Speakers
Description of the work
An adaptation strategy in ACTRESS is based on a feedback control loop that is represented in a model following an intuitive sense/compute/control decomposition. A target system context (WMS host, L&B service, etc.) is modelled by sensors and effectors representing observable context information (system load, job state, queue size, etc.) together with available actions (service restart, job resubmission, etc.). These touch points are usually defined using interfaces provided by an operating system and middleware services. The actual adaptation strategy is expressed in controllers. Based on the sensors inputs, a user describes what effectors should be triggered in order to realize the envisioned adaptation.
There is a wide range of possible strategies including a job resubmission upon failure with automatic black listing of the computing element where the execution has failed, a detection and a suppression of a malfunctioning resource, purging saturated job queues, or replicating data in several storage elements by choosing the closest or the highest capacity server.
To aid the development of these adaptive strategies, the toolkit provides both a design time and a runtime support. The design part currently contains (1) a language to express both a structure and a behavior of the different elements and is compiled into the adaptation model, (2) a validator for the adaptation model that checks its well-formedess, and (3) a verifier that performs an explicit verification of assumptions about the model expressed in the linear temporal logic using the SPIN model checker. The runtime support consists of a code generator that translates the adaptation model concepts into a Scala source code together with deployment scripts.
Link for further information
https://salty.unice.fr
Printable Summary
Due to the complexity of grid infrastructures human administration costs of grid operations are high and end-users are not completely shielded from the system heterogeneity leaving them to deal explicitly with the reliability issues.
Instead of trying to achieve complete reliability within the middleware itself, we propose new operation modes where grid administrators describe their goals and knowledge about the system configuration, optimization and failure recovery into executable adaptation strategies. These strategies then run autonomously within the infrastructure freeing administrators from some common repetitive operational issues and allowing them to focus on a higher level supervision of the system.

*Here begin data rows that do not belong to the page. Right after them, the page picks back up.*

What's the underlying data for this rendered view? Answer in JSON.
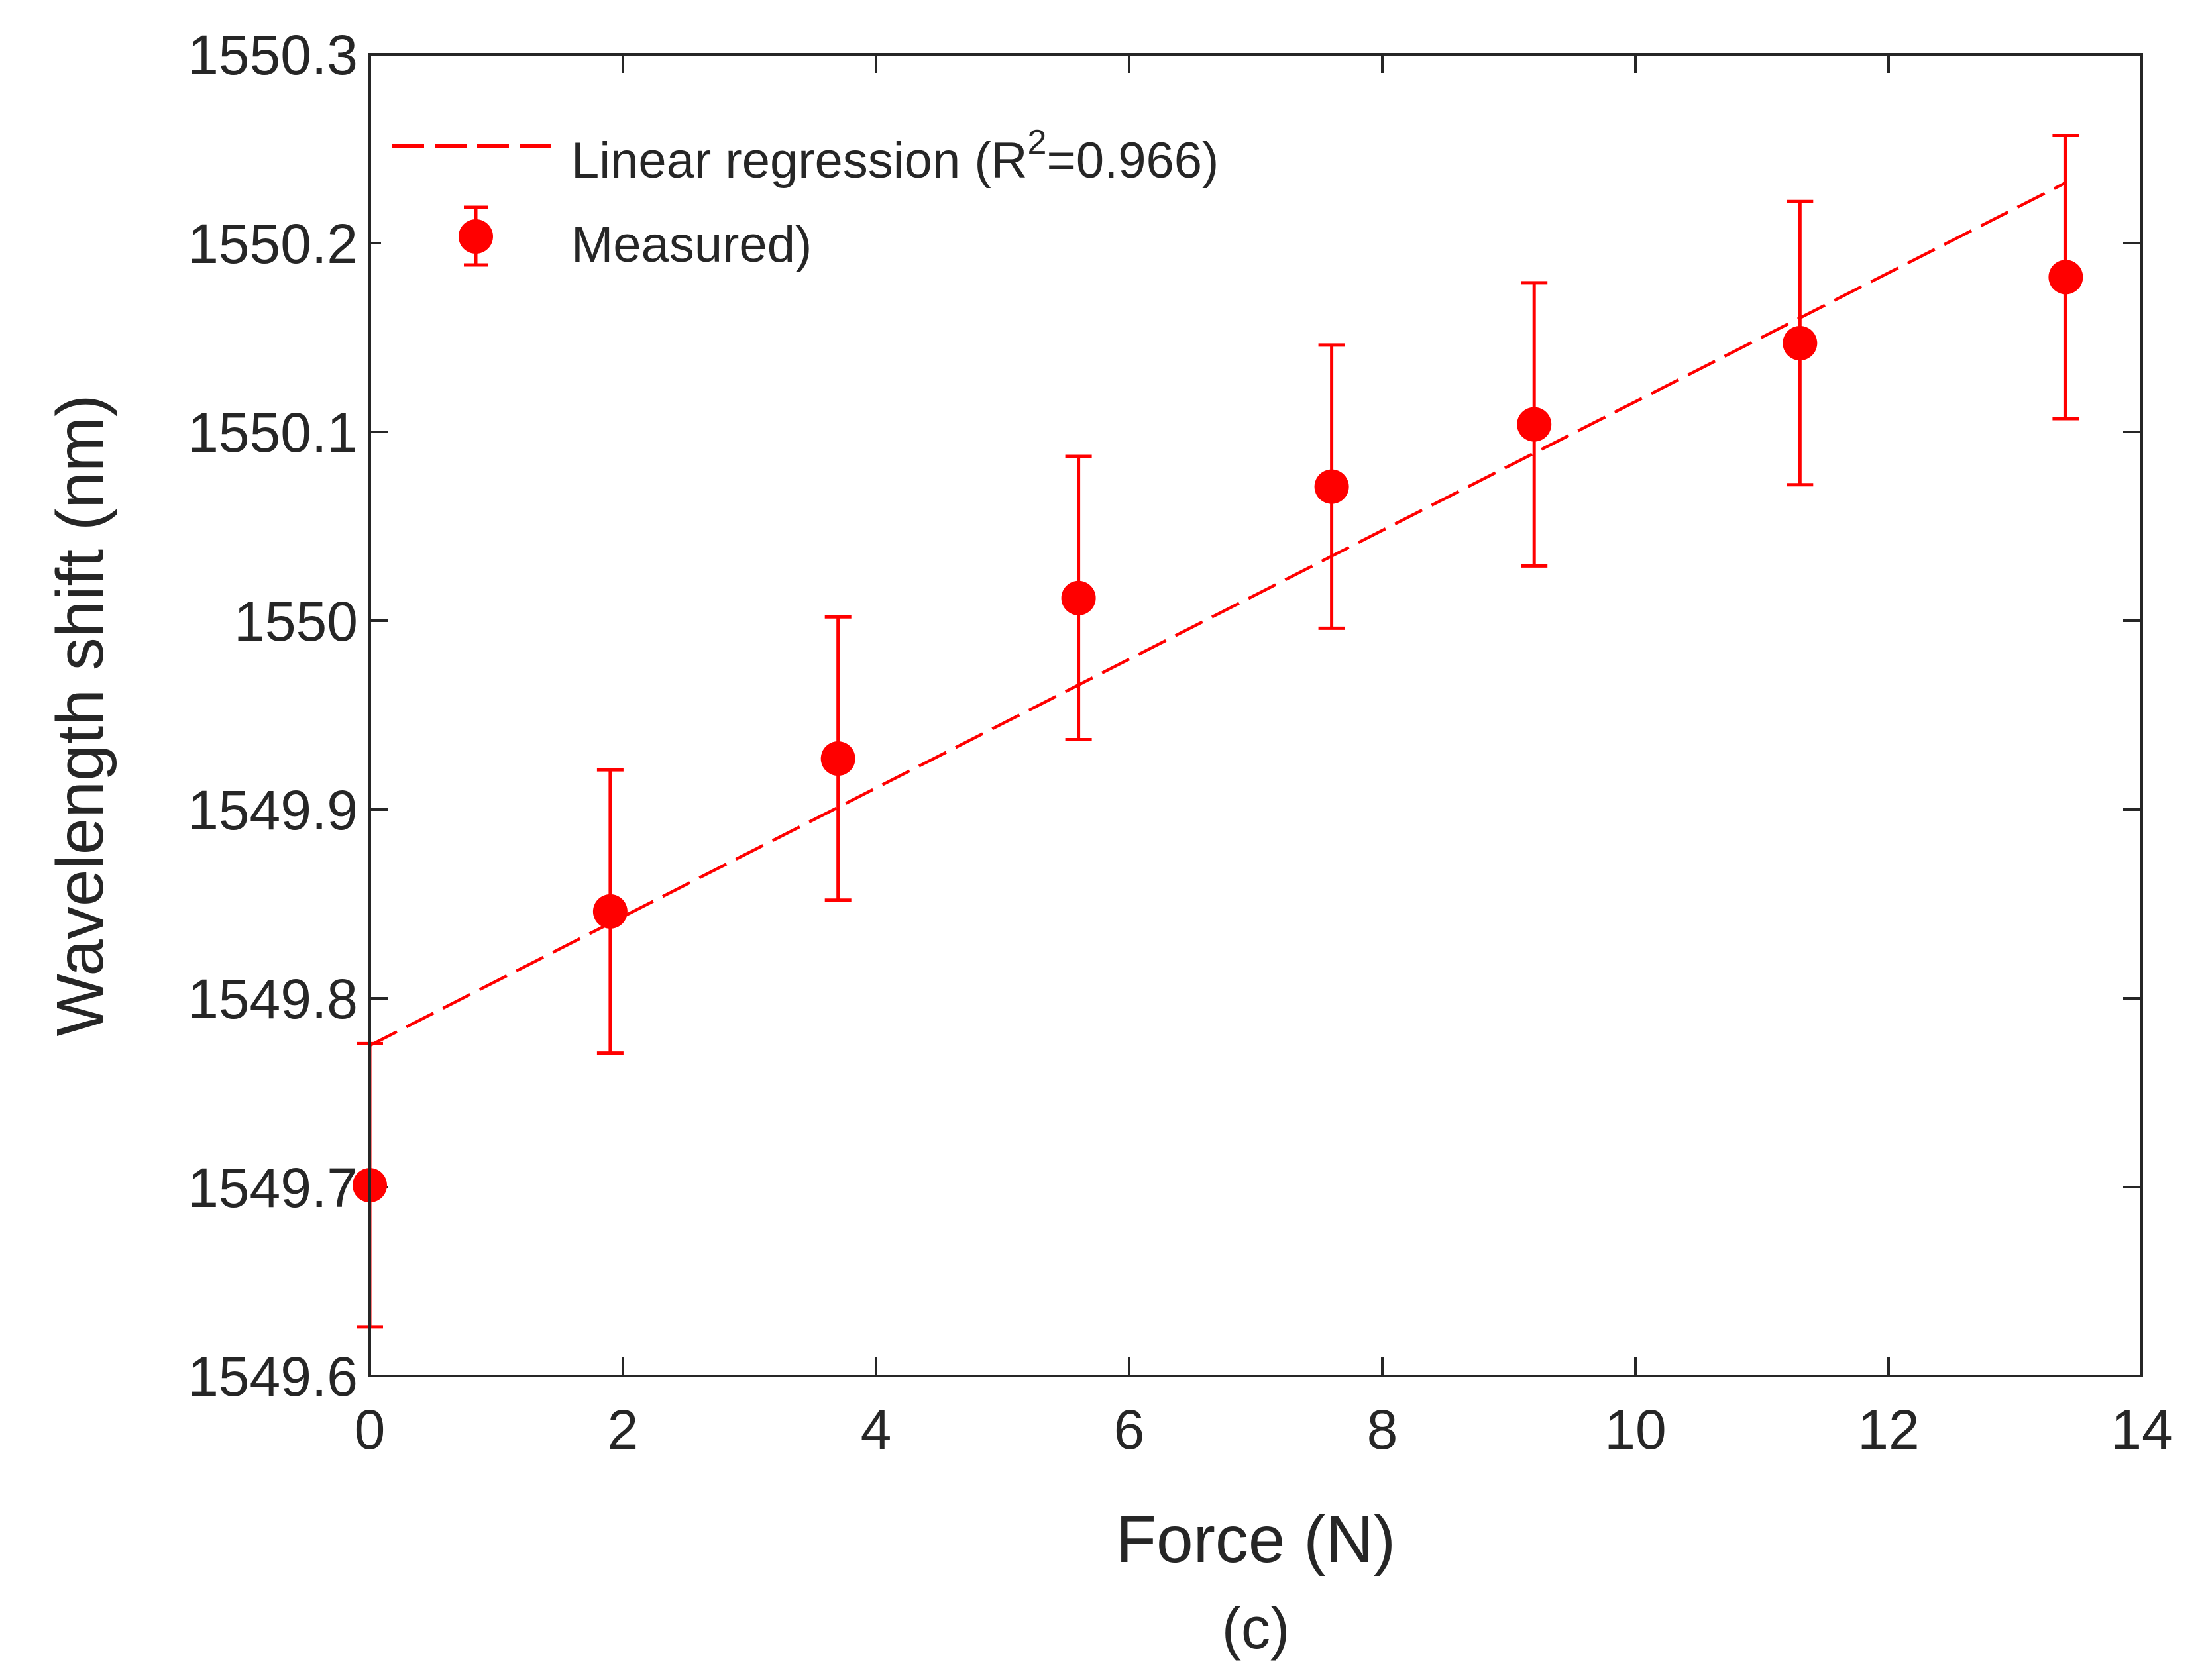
{
  "chart_data": {
    "type": "scatter",
    "xlabel": "Force (N)",
    "ylabel": "Wavelength shift (nm)",
    "caption": "(c)",
    "xlim": [
      0,
      14
    ],
    "ylim": [
      1549.6,
      1550.3
    ],
    "xticks": [
      0,
      2,
      4,
      6,
      8,
      10,
      12,
      14
    ],
    "xtick_labels": [
      "0",
      "2",
      "4",
      "6",
      "8",
      "10",
      "12",
      "14"
    ],
    "yticks": [
      1549.6,
      1549.7,
      1549.8,
      1549.9,
      1550,
      1550.1,
      1550.2,
      1550.3
    ],
    "ytick_labels": [
      "1549.6",
      "1549.7",
      "1549.8",
      "1549.9",
      "1550",
      "1550.1",
      "1550.2",
      "1550.3"
    ],
    "grid": false,
    "legend_position": "top-left",
    "color": "#ff0000",
    "series": [
      {
        "name": "Linear regression (R",
        "name_sup": "2",
        "name_suffix": "=0.966)",
        "kind": "dashed-line",
        "x": [
          0,
          13.4
        ],
        "y": [
          1549.775,
          1550.232
        ]
      },
      {
        "name": "Measured)",
        "kind": "points-with-errorbars",
        "x": [
          0,
          1.9,
          3.7,
          5.6,
          7.6,
          9.2,
          11.3,
          13.4
        ],
        "y": [
          1549.701,
          1549.846,
          1549.927,
          1550.012,
          1550.071,
          1550.104,
          1550.147,
          1550.182
        ],
        "err": [
          0.075,
          0.075,
          0.075,
          0.075,
          0.075,
          0.075,
          0.075,
          0.075
        ]
      }
    ]
  }
}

This poster presents the ACTRESS toolkit that can be used by the grid administrators and users to rapidly prototype such adaptation strategies while abstracting them from the painful low-level implementation details.
Wider impact of this work
The presented toolkit enables grid administrators and users to develop solutions for some of the recurring problems they face during grid operation that would otherwise require their immediate attention. While the actual development of the adaptation strategies, especially of the more advanced ones is still a challenging problem, the ACTRESS toolkit aims at making the overall process easier by providing the tools and well defined building blocks for rapid prototyping.
The work is being evaluated in the context of the NeuGRID project that operates the gLite infrastructure, however, it is a general framework for assembling an external adaptive behavior on the top of existing systems. Among others, our ongoing long term goal is also to create a library of reusable elements and adaptation patterns that encapsulates the common services in the contemporary distributed computing infrastructures.
This work has been partly funded by the ANR SALTY project (ANR-09-SEGI-012).